The AB's new swain, it developed, had been aware of her existence for nearly a year because of her book, but being based in Boston he thought it would be a bit creepy to email her. Imagine his surprise when a comment he made in his blog in September somehow blipped onto the AB's radar screen, and she emailed him! After that, things moved quickly, and the happy pair had a nice long weekend in Boston recently dovetailing an author shindig with their own shenanigans. The AB wrote a long blog about it all, which unfortunately got zapped before she managed to post it; your scribe dubbed it the "Lost Blog", and the AB promptly suggested we work on the film version, to be titled "Raiders of the Lost Blog," coming soon to a theatre near you.
Thus your scribe spent a goodly portion of the evening grilling the AB's swain, both pumping for lurid details (none forthcoming - he appears to be a gentleman) and ensuring his suitability as a potential mate for the AB. Both he and the AB protested loudly and long that matehood was not in the cards at this point, but we all know what it means when the lady doth protest too much, not to mention the gentleman. If I ran a betting parlor, I would lay odds that within a twelvemonth the AB will be sporting one if not two rings on her fourth finger, left hand (as the old song has it).
Frank Farricker and his bride Cathy were there, along with Ed and Beth Krumeich. Ned Lamont had sent regrets, but invited the AB to grab lunch with him sometime soon. The rest of the crowd was a motley crew (crue?) assembled by the AB from her real-time friends and on-line acquaintances. "So that's what you look like" was a comment heard not infrequently from our hostess at the start of the festivities. Trust the AuthorBabe to blur the boundaries between cyberspace and real life.
As FF was plucking the last bits of meat off one of the turkeys he regaled us with stories of his days as an intern in Chris Dodd's senate office.

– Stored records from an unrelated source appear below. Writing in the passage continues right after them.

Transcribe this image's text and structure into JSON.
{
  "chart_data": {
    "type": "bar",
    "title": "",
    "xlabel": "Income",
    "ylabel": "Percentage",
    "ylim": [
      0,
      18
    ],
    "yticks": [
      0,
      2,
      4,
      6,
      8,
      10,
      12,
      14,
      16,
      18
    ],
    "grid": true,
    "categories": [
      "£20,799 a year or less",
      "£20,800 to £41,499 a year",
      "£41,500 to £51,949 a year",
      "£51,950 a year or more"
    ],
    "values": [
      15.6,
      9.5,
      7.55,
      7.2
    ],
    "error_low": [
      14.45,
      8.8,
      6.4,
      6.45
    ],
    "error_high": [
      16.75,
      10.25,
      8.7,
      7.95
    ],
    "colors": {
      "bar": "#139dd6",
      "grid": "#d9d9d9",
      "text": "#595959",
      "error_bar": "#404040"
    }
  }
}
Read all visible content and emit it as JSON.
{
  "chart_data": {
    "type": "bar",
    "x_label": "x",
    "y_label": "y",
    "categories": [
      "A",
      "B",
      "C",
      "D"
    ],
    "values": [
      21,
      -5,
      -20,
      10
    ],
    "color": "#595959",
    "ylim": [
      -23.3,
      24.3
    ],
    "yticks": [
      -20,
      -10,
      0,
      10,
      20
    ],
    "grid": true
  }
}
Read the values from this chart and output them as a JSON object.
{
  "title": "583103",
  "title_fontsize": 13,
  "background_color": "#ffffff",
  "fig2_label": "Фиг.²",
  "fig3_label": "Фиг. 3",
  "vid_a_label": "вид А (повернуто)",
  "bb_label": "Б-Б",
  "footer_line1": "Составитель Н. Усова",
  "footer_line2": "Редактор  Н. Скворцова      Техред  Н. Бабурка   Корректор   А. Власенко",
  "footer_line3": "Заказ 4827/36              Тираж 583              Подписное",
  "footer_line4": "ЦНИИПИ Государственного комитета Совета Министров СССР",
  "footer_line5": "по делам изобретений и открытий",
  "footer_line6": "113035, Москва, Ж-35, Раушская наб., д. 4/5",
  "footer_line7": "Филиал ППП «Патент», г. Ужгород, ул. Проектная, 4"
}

One of them concerned the senator "perving" in the mailroom with a young cutie. Your scribe immmediately questioned whether "to perve" is indeed a verb on Capitol Hill, and was assured that it is. Apparently it is used to describe skeevy behavior on the part of an older man towards a nubile intern. I guess perving is one of the senate's older and more durable traditions, to judge from some recent headlines.
The party was a rollicking success: huge platters of turkey and large quantities of lasagna, oodles of wonderful side dishes and salads, and an enormous trifle that was anything but trifling. The AB's 10-year-old daughter started off the piano playing, and soon people were singing and stomping so loudly that the wall sconces started to flicker off and on. P-A-R-T-Y!!
Being the contemplative sage that he is, your scribe spent some quality time with the AB's precocious daughter and her school chum Colby (not her real name, but her nom-de-fete), who would occasionally leave their computer games to tear through the assemblage like a pair of hyperactive pixies, before repairing back to the quiet of the study. Taped to the AB's computer were the following words of wisdom: "I write because I want more than one life: I insist on a wider selection." To which the AB's daughter added one of her own favorite quotes: "Fairy tales are more true than not, not because they say dragons are real, but because they say dragons can be beaten."
Thus your scribe was instructed as well as entertained chez the AB, and rolled down the hill from the AB's backcountry aerie to the tenements of central Greenwich a wiser and happier man than before.